Am I saying they’re dust? No, but how surprised would we really be if Cleveland spent a pick in the first three rounds on an RB? Hunt is under contract through 2022, though the team has an easy out next offseason, in which they could cut him with no cap hit. Chubb is still on his rookie deal and would become a free agent after 2021 without a new contract. Cleveland must be preparing for the eventuality that neither Chubb nor Hunt will be on the team after next season. Selecting their replacements in the upcoming draft is not at all far-fetched.
And all that is really to say nothing of the fact that both Chubb and Hunt are declining in productivity and value, and are unlikely to see a meaningful future spike in either.
Buy: Royce Freeman
Sell: Melvin Gordon, Phillip Lindsay
As much as I would love to say that Lindsay is the buy candidate in Denver, the Broncos have shown over the past two seasons how they intend to use him, which is largely between the 20s, and largely on the ground. One of the best pure rushers in the league, Lindsay’s skill set is being wasted. But without a change in offensive philosophy, there may not be much value to be gained by chasing Lindsay’s talent.
Freeman has stepped into a backup role involving both targets and high-value red zone carries when he’s on the field. The biggest factor in his favor is that he’s likely to be almost free.3
Buy: David Johnson, Duke Johnson
It’s an open question as to whether you’d be able to get anything of value for either of the Johnsons, which makes both of them worth more as players than as assets. That is to say, both should outproduce their value. The key, as always, is to avoid overpaying. Try to convince trade partners to throw them into larger deals, knowing their dynasty value is near zero, even though both can still put up useful weekly scores.
Buy: Jonathan Taylor, Nyheim Hines
The same model that has Mixon as a top-11 back has Taylor at No. 7 in 2021, the highest spot for any rookie. He’s a top-five dynasty RB for all but one of our rankers, and there are some good reasons for thinking that still might not be high enough. If you can get Taylor onto your team for something approaching fair value, it’s probably worth doing.

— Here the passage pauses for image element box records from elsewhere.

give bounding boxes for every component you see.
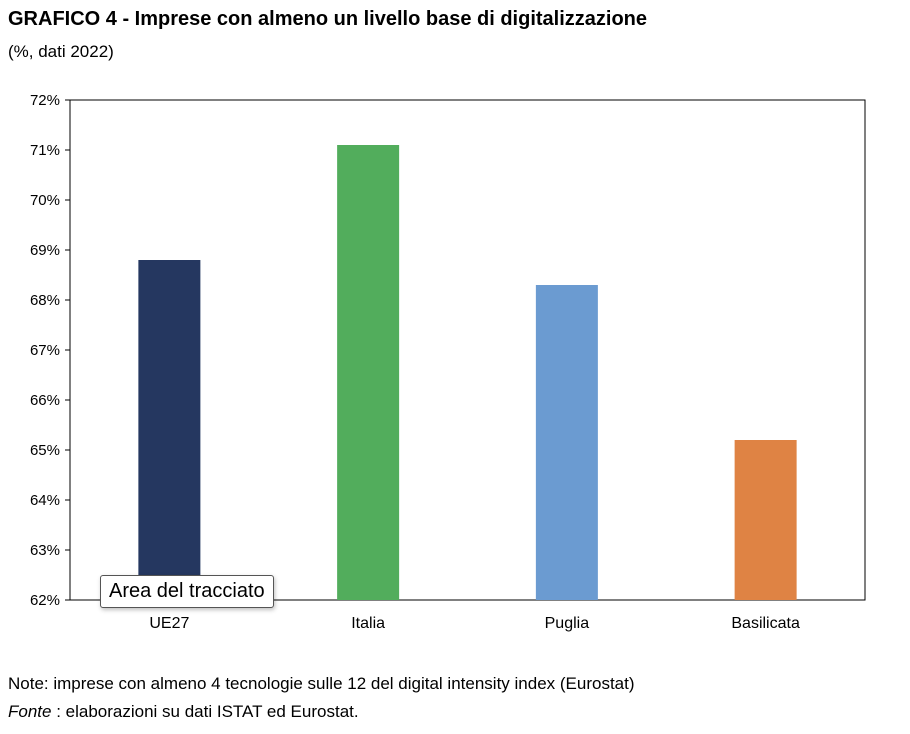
bars bbox=[138, 145, 797, 600]
bar-basilicata[interactable] bbox=[734, 440, 797, 600]
x-tick-label: Italia bbox=[351, 615, 385, 632]
x-axis: UE27 Italia Puglia Basilicata bbox=[149, 615, 800, 632]
source-note: Fonte : elaborazioni su dati ISTAT ed Eu… bbox=[8, 702, 359, 722]
plot-area-tooltip: Area del tracciato bbox=[100, 575, 274, 608]
y-tick-label: 65% bbox=[30, 442, 60, 459]
y-tick-label: 69% bbox=[30, 242, 60, 259]
x-tick-label: Puglia bbox=[545, 615, 590, 632]
bar-puglia[interactable] bbox=[535, 285, 598, 600]
footnote: Note: imprese con almeno 4 tecnologie su… bbox=[8, 674, 635, 693]
bar-chart[interactable]: 62% 63% 64% 65% 66% 67% 68% 69% 70% 71% 72% UE27 It… bbox=[0, 0, 910, 660]
source-label: Fonte bbox=[8, 702, 52, 721]
y-tick-label: 64% bbox=[30, 492, 60, 509]
x-tick-label: UE27 bbox=[149, 615, 189, 632]
plot-area[interactable] bbox=[69, 99, 866, 601]
y-tick-label: 67% bbox=[30, 342, 60, 359]
y-tick-label: 63% bbox=[30, 542, 60, 559]
bar-italia[interactable] bbox=[337, 145, 400, 600]
y-tick-label: 66% bbox=[30, 392, 60, 409]
x-tick-label: Basilicata bbox=[731, 615, 800, 632]
y-tick-label: 62% bbox=[30, 592, 60, 609]
chart-title: GRAFICO 4 - Imprese con almeno un livell… bbox=[8, 8, 648, 30]
chart-subtitle: (%, dati 2022) bbox=[8, 42, 114, 61]
y-tick-label: 68% bbox=[30, 292, 60, 309]
y-tick-label: 70% bbox=[30, 192, 60, 209]
y-tick-label: 71% bbox=[30, 142, 60, 159]
source-text: : elaborazioni su dati ISTAT ed Eurostat… bbox=[51, 702, 359, 721]
y-tick-label: 72% bbox=[30, 92, 60, 109]
bar-ue27[interactable] bbox=[138, 260, 201, 600]
y-axis: 62% 63% 64% 65% 66% 67% 68% 69% 70% 71% 72% bbox=[30, 92, 70, 609]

The model has Hines as the RB25, and it’s not crazy. Hines is currently the RB17 overall (RB30 per game), and he excels in exactly those areas that are most predictive of future performance.
Buy: James Robinson
The model likes Robinson even more than Mixon, ranking him inside the top 10, despite the fact that draft position is a major input. Our rankers have Robinson as the RB17, which is probably more in line with his market value. While draft capital is still predictive of opportunity in Year 2, we’ve seen Jacksonville rely on Robinson enough in both the rushing and passing game that his lack of draft capital is only a minor concern at this point.